Using spawn_blocking fixes this, because the blocking code is now running on a separate blocking threadpool, rather than on a Tokio worker thread. However, it's not ideal, because when you use block_on to start executing async code again, it's no longer running on the Tokio runtime. I think what you want to be doing is running the blocking call with spawn_blocking, and when you need to call back into your async code, you spawn it on the main Tokio runtime, and only use futures::executor::block_on (from the blocking thread) to await the spawned future's JoinHandle. I mean, ideally, you wouldn't be doing _that_, either --- the blocking code would just return, and then the async work would continue, rather than having the blocking code call back into asynchronous code, but if the third-party library doesn't work that way, I guess this would be the closest you can get.

hawkw on 3 Apr 2020

Calling futures::executor::block_on(...) should never be done from within the context of a tokio task. Unfortunately, we do not control that function as it is from futures. If we did, we would make it panic.

The solution is indeed to wrap blocking calls w/ spawn_blocking.

carllerche on 3 Apr 2020

👍2

I understand that I shouldn’t be using futures::executor::block_on.

I understand that spawn_blocking can get me from an async context to a sync context so I can call the third party code (in this case, Juniper).

What I don’t understand is when Juniper calls code I provided to it (assuming a synchronous context), how can I get back into an async context to get data that I can return to it Juniper?

That’s why futures::executor::block_on is appealing (even though it’s wrong). It has the right signature.

I need something that is roughly fn _(fut: impl Future<Output=T>) -> T.

I can’t use runtime.block_on because In this context it’s not possible to have a mutable reference to the runtime. Handle doesn’t have a block_on. If the JoinHandle returned from a handle.spawn can be waited for from a synchronous context, I don’t see it.

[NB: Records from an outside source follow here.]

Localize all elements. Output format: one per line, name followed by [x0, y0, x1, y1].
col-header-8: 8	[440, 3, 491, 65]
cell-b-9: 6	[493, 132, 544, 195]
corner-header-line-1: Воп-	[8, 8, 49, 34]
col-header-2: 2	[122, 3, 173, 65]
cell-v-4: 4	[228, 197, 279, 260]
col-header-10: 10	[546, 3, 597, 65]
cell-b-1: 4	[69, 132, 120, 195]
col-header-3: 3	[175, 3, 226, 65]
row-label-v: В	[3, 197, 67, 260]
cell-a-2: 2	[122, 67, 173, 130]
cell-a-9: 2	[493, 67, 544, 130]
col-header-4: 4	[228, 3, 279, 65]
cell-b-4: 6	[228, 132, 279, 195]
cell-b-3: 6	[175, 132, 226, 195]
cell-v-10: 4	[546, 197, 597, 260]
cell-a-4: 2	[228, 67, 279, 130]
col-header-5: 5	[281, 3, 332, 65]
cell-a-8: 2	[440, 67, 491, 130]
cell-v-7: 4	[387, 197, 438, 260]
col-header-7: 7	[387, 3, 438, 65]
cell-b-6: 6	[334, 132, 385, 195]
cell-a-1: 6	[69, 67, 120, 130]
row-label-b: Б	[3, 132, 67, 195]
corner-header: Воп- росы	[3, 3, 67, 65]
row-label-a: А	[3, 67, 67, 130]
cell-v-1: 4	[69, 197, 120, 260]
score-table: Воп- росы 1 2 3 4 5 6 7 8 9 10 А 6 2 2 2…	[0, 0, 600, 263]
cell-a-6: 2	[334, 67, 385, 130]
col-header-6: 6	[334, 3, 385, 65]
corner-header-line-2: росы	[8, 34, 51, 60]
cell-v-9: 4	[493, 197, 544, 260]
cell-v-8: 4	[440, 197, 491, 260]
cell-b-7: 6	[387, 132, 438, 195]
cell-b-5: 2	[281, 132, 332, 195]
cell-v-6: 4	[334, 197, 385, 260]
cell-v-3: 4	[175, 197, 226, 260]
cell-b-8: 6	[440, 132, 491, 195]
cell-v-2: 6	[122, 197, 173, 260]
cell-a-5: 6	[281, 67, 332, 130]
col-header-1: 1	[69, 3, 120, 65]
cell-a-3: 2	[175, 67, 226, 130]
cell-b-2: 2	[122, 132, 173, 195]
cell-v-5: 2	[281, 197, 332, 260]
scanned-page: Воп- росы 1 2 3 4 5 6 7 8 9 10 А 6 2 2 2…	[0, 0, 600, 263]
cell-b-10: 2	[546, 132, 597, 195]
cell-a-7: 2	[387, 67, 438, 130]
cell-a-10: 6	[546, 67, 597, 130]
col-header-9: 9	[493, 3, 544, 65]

I really wish I didn’t have to do the async -> sync -> async dance, but at this point I don’t have a choice. I’m really looking for _any_ reliable way to make that second jump.

bryanburgers on 4 Apr 2020

Use spawn_blocking when you go from async -> sync. If you do that, you 100% can use futures::executors::block_on to go from sync -> async.

carllerche on 4 Apr 2020

👍3 🎉1

I can’t use runtime.block_on because In this context it’s not possible to have a mutable reference to the runtime. Handle doesn’t have a block_on. If the JoinHandle returned from a handle.spawn can be waited for from a synchronous context, I don’t see it.

What I was trying to suggest is just that (IMO) you would probably prefer your async code in the callback to be running on the tokio executor alongside your other async code, rather than on the separate executor created by block_on. So, if you use spawn_blocking to go from async to sync, you would want to use futures::executor::block_on with a JoinHandle rather than passing your future into block_on directly.

hawkw on 4 Apr 2020

We're experiencing the same problem in Deno - after flushing a few string to stdout executor hangs. Similar to @bryanburgers we use future::executor::block_on() to block current thread on the write future.

Contrary to @carllerche advice we issue a call block_on() from context of Tokio task:

https://github.com/denoland/deno/blob/e586d0c8b813c276cd5a1ba30582022b3c2be2eb/cli/ops/dispatch_minimal.rs#L114-L166

(problematic bit is at the end of function)

spawn_blocking and block_in_place are not really viable solutions in this case because we use single threaded Tokio runtime and futures are not marked as Send. Is there a way to manually reset task budget or ignore budget altogether?

EDIT: Upgraded to Tokio 0.2.16 and everything works as expected 😄

bartlomieju on 7 Apr 2020

@bartlomieju Using block_on in a single-threaded executor sounds like a recipe for deadlock disaster. I very strongly recommend finding another solution.